ДВЕ ДОЩЕЧКИ НА КРЫШЕ

Рассказ

 

«Продается однушка на 2-й улице Зуева, общая площадь – 20 кв.м. Балкон на северную сторону, 2/5. Первый этаж – высокий, занимает хозяйственный магазин. Квартира на одного»…

Интересно, – подумала Вера Павловна, шурша газетой и по ходу чтения отмечая кособокими гулечками интересные ей места. – Надо же, придумали: на одного! Конечно, 2-я улица Зуева – та еще тмутаракань… Посмотрим, какие автобусы ходят… Гм, и третий ходит, и девятый, и две маршрутки…

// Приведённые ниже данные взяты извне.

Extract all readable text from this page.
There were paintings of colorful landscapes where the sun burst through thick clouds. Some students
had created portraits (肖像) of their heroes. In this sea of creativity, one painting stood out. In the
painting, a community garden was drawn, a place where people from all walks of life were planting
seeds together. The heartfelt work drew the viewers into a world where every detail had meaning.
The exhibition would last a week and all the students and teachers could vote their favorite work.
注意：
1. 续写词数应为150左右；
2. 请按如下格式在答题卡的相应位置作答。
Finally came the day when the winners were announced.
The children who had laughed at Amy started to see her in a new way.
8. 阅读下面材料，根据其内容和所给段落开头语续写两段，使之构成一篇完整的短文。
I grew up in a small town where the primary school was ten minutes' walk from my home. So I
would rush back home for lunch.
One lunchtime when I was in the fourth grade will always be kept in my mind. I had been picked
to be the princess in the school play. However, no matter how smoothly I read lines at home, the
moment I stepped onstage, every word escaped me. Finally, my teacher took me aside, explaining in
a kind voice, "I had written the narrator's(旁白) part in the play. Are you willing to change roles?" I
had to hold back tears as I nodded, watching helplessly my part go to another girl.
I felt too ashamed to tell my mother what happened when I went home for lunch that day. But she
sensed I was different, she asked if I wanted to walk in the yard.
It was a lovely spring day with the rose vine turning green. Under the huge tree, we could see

Обнаружив, что отдаленный район имеет в качестве сообщения целых три транспортных средства, проезжающих как раз мимо ее родной средней школы № 2, Вера Павловна решила посмотреть квартиру.

Жилищная ситуация Веры Павловны, дамы приятной и еще относительно молодой, была аховая. В родительскую двушку, совсем недавно безраздельно пользованную ею одной, скоропостижно вернулась с северов родная сестра с семьей. Семья была обширная: собственно сама сестра, ее старший сын от первого брака, двое младших детей, их папашка – второй муж и весьма пожилая мама мужа. Маленькая кухня, совмещенная с туалетом ванна, узкий коридор – ой! – ужас! Младшие дети бегают, орут. Все время запирается в туалете бабка, старший курит… К тому же Машин муж не из профессуры, отнюдь, а, стало быть, периодически нецензурно выражается. Этого Вера Павловна, человек интеллигентной профессии – учитель биологии в средней школе – никак стерпеть не могла. Вера Павловна стала приходить домой все позже и позже, выдумывая дежурства на работе, родительские собрания и прочие малопонятные ее родне вещи. Пока Машин муж, неожиданно цапнув ее за локоть в коридоре и оттащив к входной двери, хмыкая и запинаясь, не предложил ей некоторую достаточную сумму, чтобы она купила себе какое-нибудь жилье. Где этот вахлак возьмет деньги, Вере Павловне было все равно, и она, поломавшись для вида, согласилась на это сомнительное предложение.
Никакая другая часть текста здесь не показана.